As investors we're sometimes lumped into categories we didn't even know existed. If you own a stock through a brokerage firm, you're put in the category of being either an objecting beneficial owner (OBO) or a non-objecting beneficial owner (NOBO).

Which category you fall in was likely determined when you set up your brokerage account, and it affects how companies are allowed to communicate with you. Here's a primer on what it means to be a non-objecting beneficial owner.

Who exactly is a non-objecting beneficial owner?
If you own stock in a company but don't actually hold the paper shares, meaning a brokerage holds the shares for you, you are a beneficial owner of those shares. As a beneficial owner, you can either object to your brokerage sharing your name, mailing address, and share amount with the company itself; or you can not object to sharing that information. If you don't object, you're a non-objecting beneficial owner.

The SEC explains the distinction like this:  

Under Securities and Exchange Commission (SEC) rules, companies mainly communicate with beneficial owners through broker or bank intermediaries. Intermediaries are prohibited from disclosing to a company the identity of beneficial owners who object to that disclosure (objecting beneficial owners or OBOs), and the company cannot contact OBOs directly. The company may contact directly shareowners who do not object (non-objecting beneficial owners or NOBOs), but SEC rules nonetheless require that proxy materials be forwarded to them by the intermediaries. The OBO/NOBO distinction impedes company communications with beneficial owners and communications among shareowners.

This structure means that there's an intermediary between you and a company, reducing potential solicitation (or just annoying communication) from companies. But that's not the way all companies want it.

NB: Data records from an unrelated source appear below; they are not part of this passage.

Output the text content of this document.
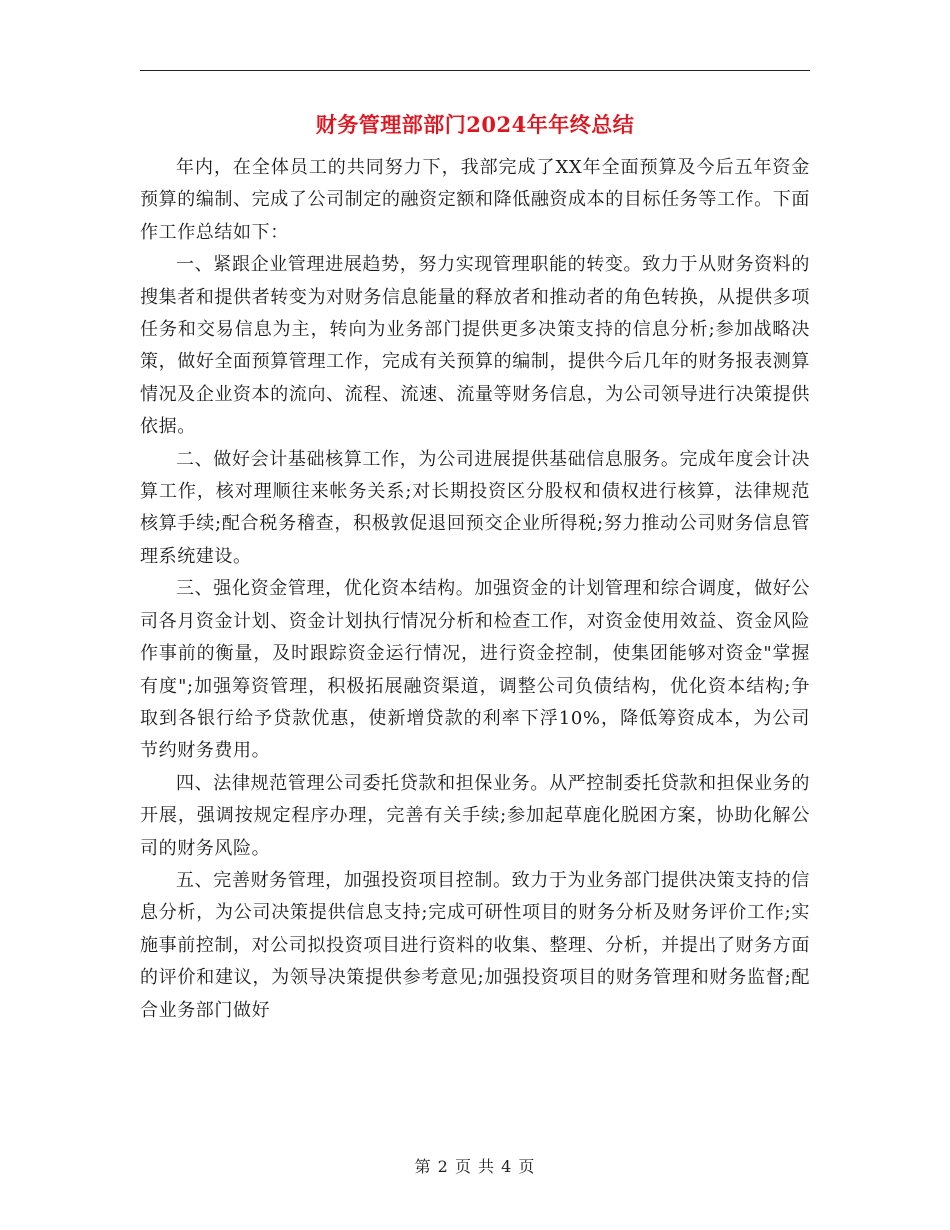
财务管理部部门2024年年终总结

年内，在全体员工的共同努力下，我部完成了XX年全面预算及今后五年资金预算的编制、完成了公司制定的融资定额和降低融资成本的目标任务等工作。下面作工作总结如下：

一、紧跟企业管理进展趋势，努力实现管理职能的转变。致力于从财务资料的搜集者和提供者转变为对财务信息能量的释放者和推动者的角色转换，从提供多项任务和交易信息为主，转向为业务部门提供更多决策支持的信息分析;参加战略决策，做好全面预算管理工作，完成有关预算的编制，提供今后几年的财务报表测算情况及企业资本的流向、流程、流速、流量等财务信息，为公司领导进行决策提供依据。

二、做好会计基础核算工作，为公司进展提供基础信息服务。完成年度会计决算工作，核对理顺往来帐务关系;对长期投资区分股权和债权进行核算，法律规范核算手续;配合税务稽查，积极敦促退回预交企业所得税;努力推动公司财务信息管理系统建设。

三、强化资金管理，优化资本结构。加强资金的计划管理和综合调度，做好公司各月资金计划、资金计划执行情况分析和检查工作，对资金使用效益、资金风险作事前的衡量，及时跟踪资金运行情况，进行资金控制，使集团能够对资金"掌握有度";加强筹资管理，积极拓展融资渠道，调整公司负债结构，优化资本结构;争取到各银行给予贷款优惠，使新增贷款的利率下浮10%，降低筹资成本，为公司节约财务费用。

四、法律规范管理公司委托贷款和担保业务。从严控制委托贷款和担保业务的开展，强调按规定程序办理，完善有关手续;参加起草鹿化脱困方案，协助化解公司的财务风险。

五、完善财务管理，加强投资项目控制。致力于为业务部门提供决策支持的信息分析，为公司决策提供信息支持;完成可研性项目的财务分析及财务评价工作;实施事前控制，对公司拟投资项目进行资料的收集、整理、分析，并提出了财务方面的评价和建议，为领导决策提供参考意见;加强投资项目的财务管理和财务监督;配合业务部门做好

第 2 页 共 4 页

Companies will often want to communicate with you to persuade you to vote a certain way in proxy votes or other shareholder items. By mailing, emailing, or calling you directly they could cut costs and be more effective in swaying your vote their way.

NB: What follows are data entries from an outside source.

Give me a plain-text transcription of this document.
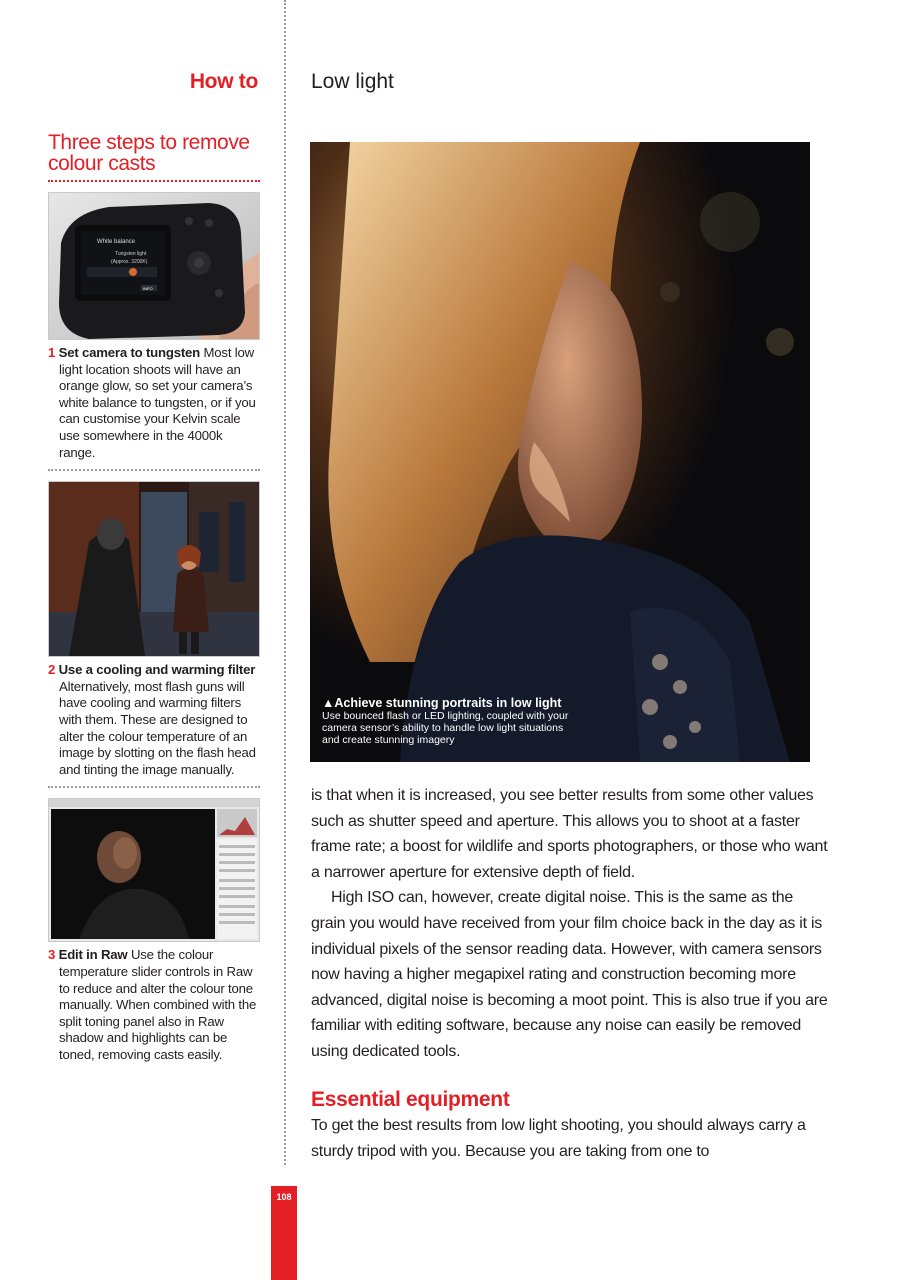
How to	Low light
Three steps to remove
colour casts
White balance
Tungsten light
(Approx. 3200K)
INFO
1 Set camera to tungsten Most low light location shoots will have an orange glow, so set your camera’s white balance to tungsten, or if you can customise your Kelvin scale use somewhere in the 4000k range.
2 Use a cooling and warming filter Alternatively, most flash guns will have cooling and warming filters with them. These are designed to alter the colour temperature of an image by slotting on the flash head and tinting the image manually.
3 Edit in Raw Use the colour temperature slider controls in Raw to reduce and alter the colour tone manually. When combined with the split toning panel also in Raw shadow and highlights can be toned, removing casts easily.
▲Achieve stunning portraits in low light
Use bounced flash or LED lighting, coupled with your camera sensor’s ability to handle low light situations and create stunning imagery

is that when it is increased, you see better results from some other values such as shutter speed and aperture. This allows you to shoot at a faster frame rate; a boost for wildlife and sports photographers, or those who want a narrower aperture for extensive depth of field.

High ISO can, however, create digital noise. This is the same as the grain you would have received from your film choice back in the day as it is individual pixels of the sensor reading data. However, with camera sensors now having a higher megapixel rating and construction becoming more advanced, digital noise is becoming a moot point. This is also true if you are familiar with editing software, because any noise can easily be removed using dedicated tools.

Essential equipment

To get the best results from low light shooting, you should always carry a sturdy tripod with you. Because you are taking from one to

108
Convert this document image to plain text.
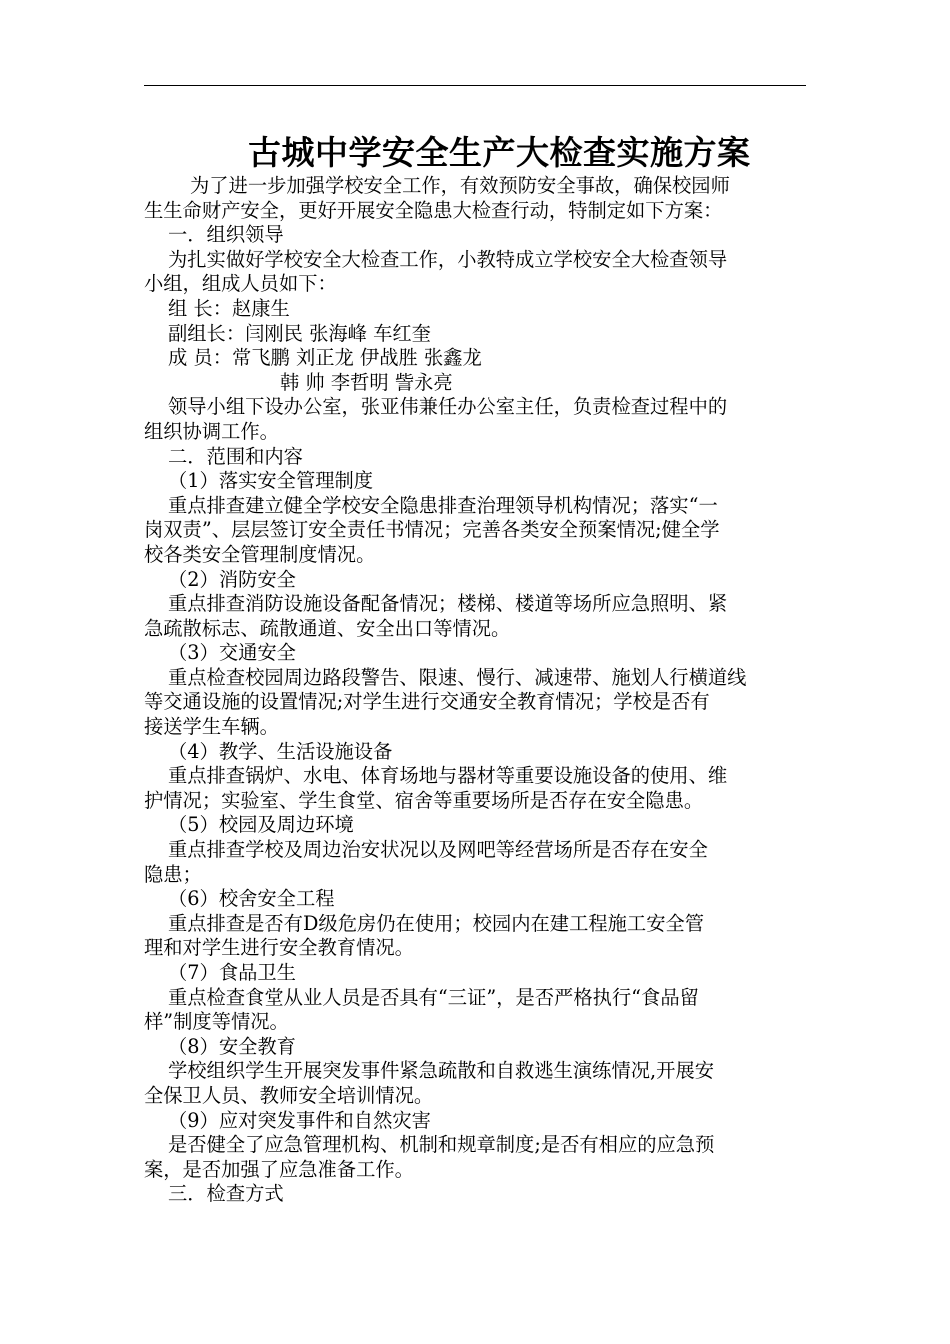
古城中学安全生产大检查实施方案
为了进一步加强学校安全工作，有效预防安全事故，确保校园师
生生命财产安全，更好开展安全隐患大检查行动，特制定如下方案：
一．组织领导
为扎实做好学校安全大检查工作，小教特成立学校安全大检查领导
小组，组成人员如下：
组 长：赵康生
副组长：闫刚民 张海峰 车红奎
成 员：常飞鹏 刘正龙 伊战胜 张鑫龙
韩 帅 李哲明 訾永亮
领导小组下设办公室，张亚伟兼任办公室主任，负责检查过程中的
组织协调工作。
二．范围和内容
（1）落实安全管理制度
重点排查建立健全学校安全隐患排查治理领导机构情况；落实“一
岗双责”、层层签订安全责任书情况；完善各类安全预案情况;健全学
校各类安全管理制度情况。
（2）消防安全
重点排查消防设施设备配备情况；楼梯、楼道等场所应急照明、紧
急疏散标志、疏散通道、安全出口等情况。
（3）交通安全
重点检查校园周边路段警告、限速、慢行、减速带、施划人行横道线
等交通设施的设置情况;对学生进行交通安全教育情况；学校是否有
接送学生车辆。
（4）教学、生活设施设备
重点排查锅炉、水电、体育场地与器材等重要设施设备的使用、维
护情况；实验室、学生食堂、宿舍等重要场所是否存在安全隐患。
（5）校园及周边环境
重点排查学校及周边治安状况以及网吧等经营场所是否存在安全
隐患；
（6）校舍安全工程
重点排查是否有D级危房仍在使用；校园内在建工程施工安全管
理和对学生进行安全教育情况。
（7）食品卫生
重点检查食堂从业人员是否具有“三证”，是否严格执行“食品留
样”制度等情况。
（8）安全教育
学校组织学生开展突发事件紧急疏散和自救逃生演练情况,开展安
全保卫人员、教师安全培训情况。
（9）应对突发事件和自然灾害
是否健全了应急管理机构、机制和规章制度;是否有相应的应急预
案，是否加强了应急准备工作。
三．检查方式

This could also lead to a certain level of corporate spam if companies communicate too much. So there's a balance to be achieved.

The SEC has considered changing the non-objecting beneficial owner category to allow more free communication between companies and their shareholders, but for now your broker will likely act as a middleman, delivering communications to you and voting materials as they come in.

It's not all bad being a non-objecting beneficial owner
Really, the only difference between an objecting beneficial owner and a non-objecting beneficial owner is how much a company whose shares you own knows about you. It probably makes no difference in the way you invest or how you would vote in proxy votes. But it may affect the way companies communicate with you, and that's something worth knowing when you set up your brokerage account.